On the surface, the rally was like any other Trump rally. Estimates of its size vary, but it far exceeded the 3,500 that a permit allowed. Trump talked about Joe Biden and the Democrats’ policies that have destroyed the country, and how quickly he could, if re-elected, move the country away from those policies. What isn’t talked about much is how a billionaire, someone who has the means to do anything he wants, socializes with ordinary, average, everyday working Americans. The answer to that question is not what he said or did at the rally, but what he didn’t do.

At this or any other rally, Donald Trump is simply himself. At a rally in a place where the population is predominantly black and Hispanic, Trump did not feel the need to Turn into black preacher mode as former Vice President Al Gore did, or Hillary Clinton, who was compelled to tell a black audience: “I don’t feel tired at all.” Hillary took her pandering to the next level by saying in a 2016 interview with an urban radio station that she always carries hot sauce with her. Donald Trump didn’t need to pull hot sauce out of his pocket to build a “relationship” with his audience.

Donald Trump did not turn Americans against each other. In another nod to Hillary Clinton, he called no one “deplorable” and no one who disagrees with him “a threat to democracy.” Even New York Governor Kathy Hochul called her own constituents who attended the rally “clowns.” He rebuked the Democrats’ failings, but he was emphatic that we are all Americans first and foremost. No word on whether the media, which no doubt tried feverishly to edit that part out, succeeded.

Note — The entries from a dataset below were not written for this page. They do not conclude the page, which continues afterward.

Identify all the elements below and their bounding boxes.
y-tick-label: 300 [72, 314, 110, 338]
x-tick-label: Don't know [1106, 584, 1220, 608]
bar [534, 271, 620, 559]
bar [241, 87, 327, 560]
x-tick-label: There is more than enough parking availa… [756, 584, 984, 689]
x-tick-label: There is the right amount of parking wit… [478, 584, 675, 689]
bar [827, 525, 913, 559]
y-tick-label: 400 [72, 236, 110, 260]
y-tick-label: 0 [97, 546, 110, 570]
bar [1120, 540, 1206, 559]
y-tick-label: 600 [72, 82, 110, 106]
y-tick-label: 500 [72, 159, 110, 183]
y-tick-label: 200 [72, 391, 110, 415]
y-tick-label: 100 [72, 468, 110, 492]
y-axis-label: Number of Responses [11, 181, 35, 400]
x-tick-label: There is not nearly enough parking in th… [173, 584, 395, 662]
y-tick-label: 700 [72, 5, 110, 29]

Donald Trump didn’t tell the people of the Bronx that he would give them endless government handouts or redistribute wealth to solve the borough’s problems. What he did say was that he knew how to repair an economy that Joe Biden and the Democrats had devastated so that Bronx residents could get themselves back on their feet by creating jobs, businesses, and education. He didn’t offer them serfdom; he offered them empowerment. It’s that declaration — that Bronx residents are not victims in any way, that they can tackle their borough’s problems — the same ones that many other places in America have, like crime and poverty — themselves, in a way that helps them all succeed.

In his graduation speech at Morehouse College, he said: Joe Biden told the graduates: America hates them because it’s racist. He told them they had to be “10 times better than everyone else to get a fair shot,” that “black men are being killed in the streets” and black communities are being left behind. Many of these graduates turned their backs on Joe Biden and his hackneyed fearmongering and his and the Democrats’ quadrennial promises designed to get votes, not to be kept.

Donald Trump’s best campaign tool in places like the Bronx will be word of mouth. The people who were at the rally will tell their families and friends what Trump says, and that message will prove consistent every time he says it because it’s sincere. And the best part is that it will spread faster than the media can slice it up.

Democrats must realize that their message is not getting through, but they will not try to figure out how to fix the problem.